McConnell's other changes included adding $45 billion to help states combat the abuse of drugs including opioids, extra money to help insurers curb cost increases and retention of tax increases Obama's law aimed at higher-income people.
GOP leaders' effort to win support for their bill may face even longer odds because of Sen. John McCain's jarring diagnosis of brain cancer.
Nursing a slender 52-48 majority, McConnell has been unable to muster the 50 votes he'd need to approve his party's health care overhaul. Vice President Mike Pence would cast the tiebreaking vote.
But with McCain, R-Ariz., receiving treatment back home for an uncertain period of time, McConnell's numerical advantage has dwindled. In McCain's absence, if just two Republicans defect it would sink Trump's and the GOP's banner legislative priority, and more than that have said they are ready to do so.
After a face-to-face lecture from Trump, around two dozen GOP senators staged a nearly three-hour bargaining session Wednesday night to resolve their disputes.

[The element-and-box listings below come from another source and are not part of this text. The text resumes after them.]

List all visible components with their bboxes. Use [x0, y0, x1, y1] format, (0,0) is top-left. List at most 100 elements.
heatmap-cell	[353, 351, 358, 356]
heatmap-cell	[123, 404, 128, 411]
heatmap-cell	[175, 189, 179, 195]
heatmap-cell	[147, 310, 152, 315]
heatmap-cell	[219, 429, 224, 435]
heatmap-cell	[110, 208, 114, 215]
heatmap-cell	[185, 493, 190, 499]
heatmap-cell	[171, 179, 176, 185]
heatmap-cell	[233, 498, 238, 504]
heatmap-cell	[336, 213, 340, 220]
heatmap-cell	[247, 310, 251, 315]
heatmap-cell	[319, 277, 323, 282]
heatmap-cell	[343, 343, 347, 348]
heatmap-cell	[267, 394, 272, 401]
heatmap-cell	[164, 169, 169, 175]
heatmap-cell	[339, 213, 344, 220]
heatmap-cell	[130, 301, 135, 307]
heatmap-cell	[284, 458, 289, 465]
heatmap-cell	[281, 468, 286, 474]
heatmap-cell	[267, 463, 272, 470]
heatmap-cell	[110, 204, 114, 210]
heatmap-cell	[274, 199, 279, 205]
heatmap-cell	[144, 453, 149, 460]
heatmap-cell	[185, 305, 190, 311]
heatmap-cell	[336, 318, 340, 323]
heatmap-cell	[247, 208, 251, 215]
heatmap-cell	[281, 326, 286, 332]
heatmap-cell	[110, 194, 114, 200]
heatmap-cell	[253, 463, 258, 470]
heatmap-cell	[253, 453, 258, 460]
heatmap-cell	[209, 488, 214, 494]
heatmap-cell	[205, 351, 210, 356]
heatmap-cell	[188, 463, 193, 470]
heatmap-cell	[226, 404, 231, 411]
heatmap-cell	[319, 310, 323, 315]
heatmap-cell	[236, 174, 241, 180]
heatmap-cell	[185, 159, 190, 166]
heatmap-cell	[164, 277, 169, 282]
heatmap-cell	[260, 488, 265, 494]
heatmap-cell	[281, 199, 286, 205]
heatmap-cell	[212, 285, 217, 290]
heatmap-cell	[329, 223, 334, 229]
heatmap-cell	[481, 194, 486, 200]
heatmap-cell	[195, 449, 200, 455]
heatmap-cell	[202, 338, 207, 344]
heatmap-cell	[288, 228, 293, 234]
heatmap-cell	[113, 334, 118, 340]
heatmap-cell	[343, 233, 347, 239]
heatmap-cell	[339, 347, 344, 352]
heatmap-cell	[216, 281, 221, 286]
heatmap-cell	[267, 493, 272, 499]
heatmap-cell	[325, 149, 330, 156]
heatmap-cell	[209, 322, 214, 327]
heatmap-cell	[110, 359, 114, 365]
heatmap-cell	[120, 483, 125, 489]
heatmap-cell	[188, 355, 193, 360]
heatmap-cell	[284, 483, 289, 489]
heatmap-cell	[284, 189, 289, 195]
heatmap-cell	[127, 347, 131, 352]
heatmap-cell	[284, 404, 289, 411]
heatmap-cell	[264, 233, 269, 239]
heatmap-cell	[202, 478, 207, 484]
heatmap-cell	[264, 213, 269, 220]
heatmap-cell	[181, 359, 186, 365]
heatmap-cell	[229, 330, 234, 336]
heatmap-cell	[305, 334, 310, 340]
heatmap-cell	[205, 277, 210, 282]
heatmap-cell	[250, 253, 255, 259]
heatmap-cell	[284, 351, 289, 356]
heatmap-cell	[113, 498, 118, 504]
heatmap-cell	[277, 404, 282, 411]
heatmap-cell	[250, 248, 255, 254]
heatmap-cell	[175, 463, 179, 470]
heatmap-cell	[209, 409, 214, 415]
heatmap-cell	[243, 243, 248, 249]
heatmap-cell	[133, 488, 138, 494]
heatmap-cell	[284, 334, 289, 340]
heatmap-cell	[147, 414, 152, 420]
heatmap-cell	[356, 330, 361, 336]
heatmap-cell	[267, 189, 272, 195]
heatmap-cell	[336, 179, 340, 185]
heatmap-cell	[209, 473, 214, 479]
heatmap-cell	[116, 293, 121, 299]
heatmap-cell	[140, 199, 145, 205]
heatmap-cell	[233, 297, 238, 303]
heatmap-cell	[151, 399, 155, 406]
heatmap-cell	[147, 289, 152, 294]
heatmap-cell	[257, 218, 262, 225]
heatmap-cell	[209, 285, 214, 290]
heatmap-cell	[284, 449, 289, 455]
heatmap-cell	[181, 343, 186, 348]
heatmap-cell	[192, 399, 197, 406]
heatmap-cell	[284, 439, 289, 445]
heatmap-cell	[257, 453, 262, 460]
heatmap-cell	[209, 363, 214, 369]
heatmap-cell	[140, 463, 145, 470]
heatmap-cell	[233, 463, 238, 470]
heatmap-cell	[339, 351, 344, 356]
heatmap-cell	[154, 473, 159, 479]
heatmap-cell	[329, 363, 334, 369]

When it was over, none offered specific examples of any progress.
Also attending Wednesday's private meeting were health secretary Tom Price and Seema Verma, the Medicaid and Medicare administrator. It was interrupted by prayer after the lawmakers learned that McCain, 80, had a cancerous brain tumor.
Earlier Wednesday at the White House, Trump told them they must not leave town for their August recess without sending him an "Obamacare" repeal bill to sign.
Earlier in the week, the latest Senate GOP health care plan collapsed, leading Trump to call for simply letting Obama's law fail.
McConnell indicated he was prepared to stick a fork in the Republican bill and move on to other issues including overhauling the tax code. But, plunging into the issue after a period of lackadaisical involvement, Trump pressured McConnell to delay the key vote until next week, and he invited Republican senators to the White House for lunch.
There, with cameras rolling in the State Dining Room, Trump spoke at length as he cajoled, scolded and issued veiled threats to his fellow Republicans, all aimed at wringing a health care bill out of a divided caucus that's been unable to produce one so far.
McConnell has failed repeatedly to come up with a bill that can satisfy both conservatives and moderates in his Republican conference. Two different versions of repeal-and-replace legislation fell short of votes before coming to the floor, pushing him to announce Monday night that he would retreat to a repeal-only bill that had passed Congress when Obama was in office.
But that bill, too, died a premature death as three GOP senators announced their opposition on Tuesday, one more than McConnell can lose in the closely divided Senate.